Pringle was the only entrant in this class.

The following was the team selected to represent the College in the Easter Tournament:—Heavy, McRae; Middle, Hutchison; Welter, Scott; Light, Dickson; Feather, McClelland; Bantam, Pringle.

Dickson sustained an injury to the nose at the eleventh hour while sparring with Scott, and was replaced by Haigh.

It is seldom that women students have anything bigger to do than cut sandwiches for social teas, hence it was a pleasant surprise to be circulated about an International Federation of Women Graduates. Unfortunately, so far, Victoria College has been unable to do her bit to "internationalise." The first step will be, of course, to form a New Zealand Women Graduates' Association.
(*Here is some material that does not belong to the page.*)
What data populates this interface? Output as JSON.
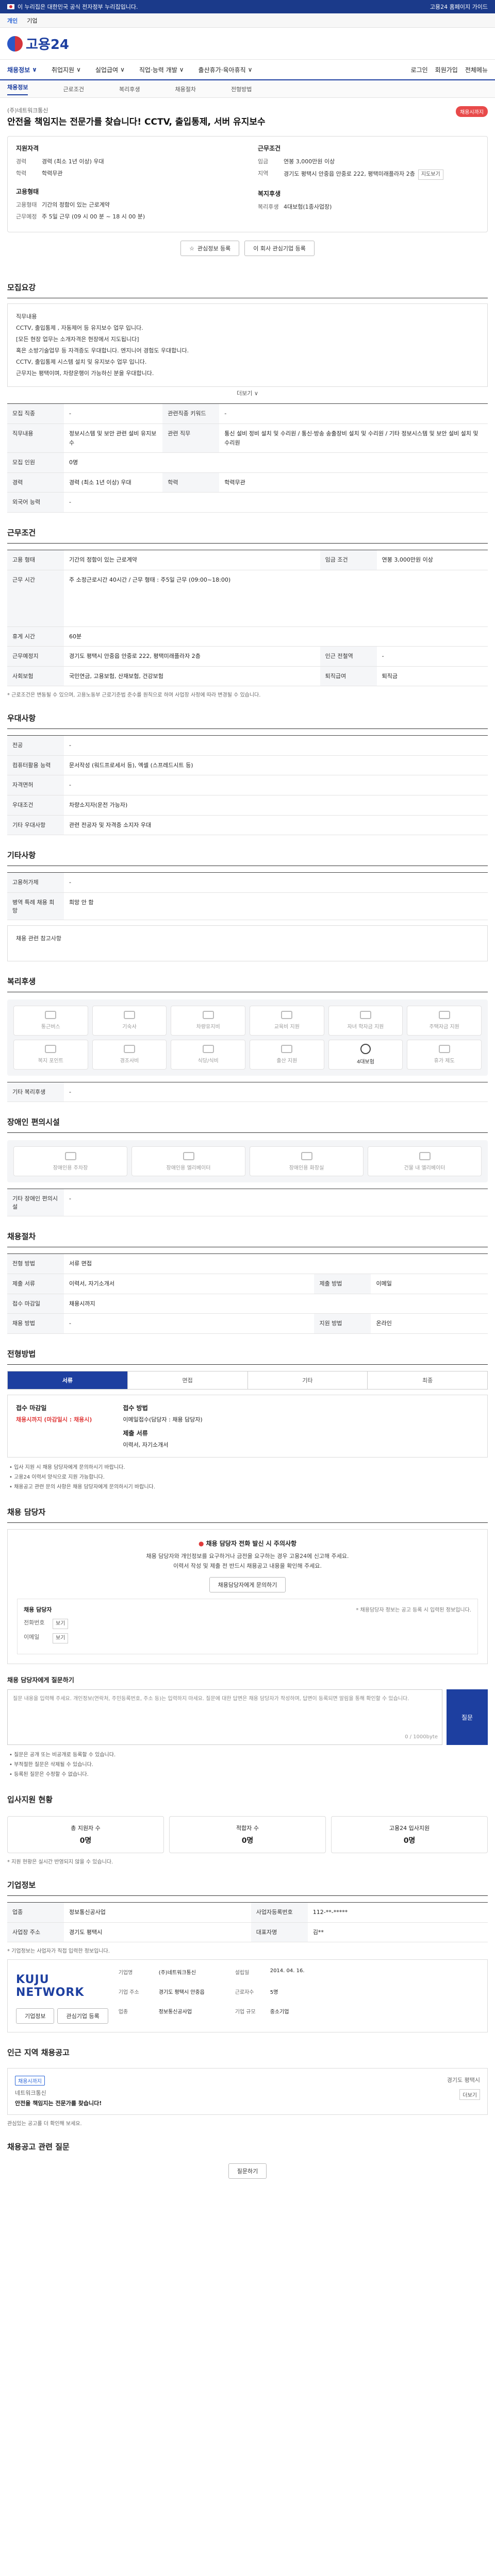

This in itself will be an excellent thing if it but accomplishes the establishment of a scholarship for women on the same lines as the Rhodes. It will be very useful, too, if it can act as an intelligence bureau and introducing agent to universities overseas.

The first annual conference of the International Federation of University Women has been held this week at Bedford College. Professor Caroline Spurgeon took the chair at the inaugural meeting on July 12th, when Lord Grey was the chief speaker. The value of such a Federation is best summed up in the words of Lord Grey: "I asked when in America what were the chief obstacles to a thorough understanding between the two countries. One of the most interesting replies give to me was from an American University woman. 'I think,' she said, 'that the two chief obstacles are—in England— ignorance of the United States, and in the United States misconception of England.' The answer applies not only to the relations between America and Great Britain, but very much to international relations generally. . . . The cure for ignorance is knowledge, and the cure for misconception is truth.

.....You will not have good relations and which secure peace of any two nations unless the Universities of those two nations are in touch and friendship with each other."